Angga Bratadharma    •    Selasa, 05 Dec 2017 09:03 WIB
harga emas
Harga Emas Dunia Tergelincir di Tengah Reformasi Pajak
Ilustrasi (FOTO: AFP)

Chicago: Kontrak emas berjangka di divisi Comex New York Mercantile Exchange jatuh pada Senin waktu setempat (Selasa WIB), karena dolar Amerika Serikat (USD) menguat pada saat pembahasan reformasi pajak Amerika Serikat.

Mengutip Xinhua, Selasa, 5 Desember 2017, kontrak emas paling aktif untuk pengiriman Februari turun USD4,60 atau 0,36 persen, ditutup pada USD1.277,70 per ounce. Senat AS selama akhir pekan melewati sebuah proposal reformasi pajak, yang membantu memperkuat USD dan mendorong reli di sebagian besar indeks saham AS.

Indeks dolar AS, sebuah ukuran greenback terhadap sekeranjang mata uang utama lainnya, naik 0,16 persen menjadi 93,25 pada 1823 GMT. Sementara itu, Dow Jones Industrial Average meningkat 203,76 poin atau 0,84 persen menjadi 24.435,35 poin pada 1834 GMT.

Sedangkan indeks Dow Jones Industrial Average menambahkan 58,46 poin atau 0,24 persen menjadi 24.290,05. Sedangkan S&P 500 kehilangan 3,18 poin atau 0,12 persen menjadi 2.639,04. Indeks Nasdaq Composite turun 72,22 poin atau 1,05 persen menjadi 6.775,37.

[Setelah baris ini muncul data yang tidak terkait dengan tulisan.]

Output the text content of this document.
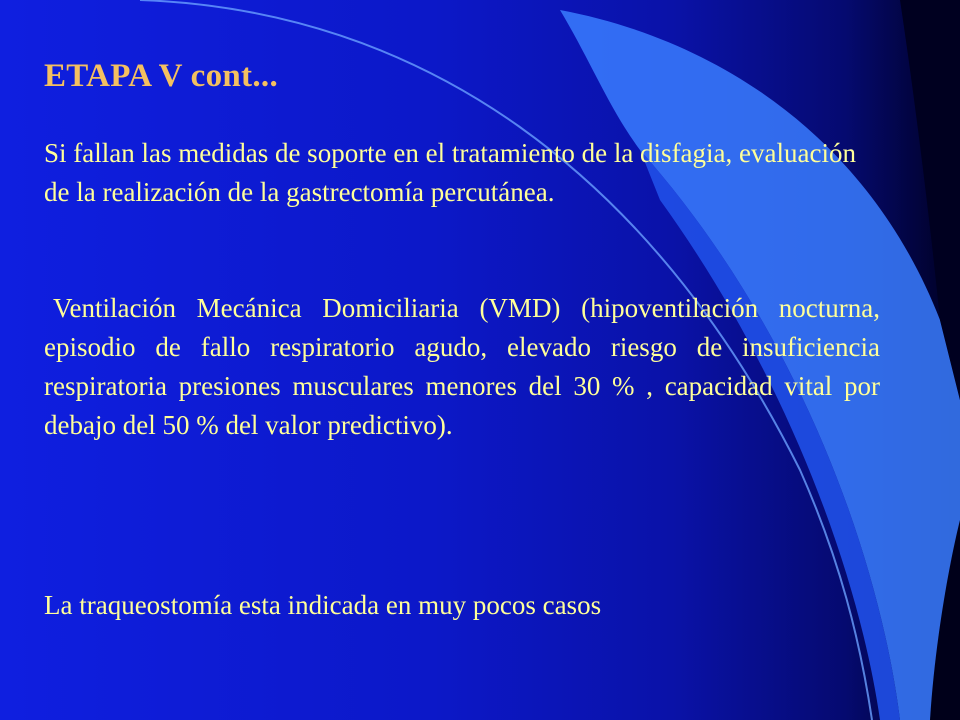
ETAPA V cont...
Si fallan las medidas de soporte en el tratamiento de la disfagia, evaluación de la realización de la gastrectomía percutánea.
Ventilación Mecánica Domiciliaria (VMD) (hipoventilación nocturna, episodio de fallo respiratorio agudo, elevado riesgo de insuficiencia respiratoria presiones musculares menores del 30 % , capacidad vital por debajo del 50 % del valor predictivo).
La traqueostomía esta indicada en muy pocos casos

Senat AS pada Sabtu secara sempit melewati undang-undang Republik untuk merombak kode pajak dalam beberapa dasawarsa, bergerak selangkah lebih dekat ke kemenangan legislatif besar pertama administrasi Trump dan anggota Partai Kongres.

Ketika USD menguat dan ekuitas menguat, harga emas biasanya turun, karena dolar yang lebih kuat membuat emas kurang menarik bagi investor asing dengan menggunakan mata uang lain sementara rally saham menarik investor ke pasar saham.

Sedangkan untuk logam mulia lainnya, perak untuk pengiriman Maret turun 1,5 sen atau 0,09 persen, menjadi ditutup pada USD16,373 per ounce. Platinum untuk Januari berikutnya kehilangan USD14,6 atau 1,55 persen, untuk menetap di USD926,00 per ounce.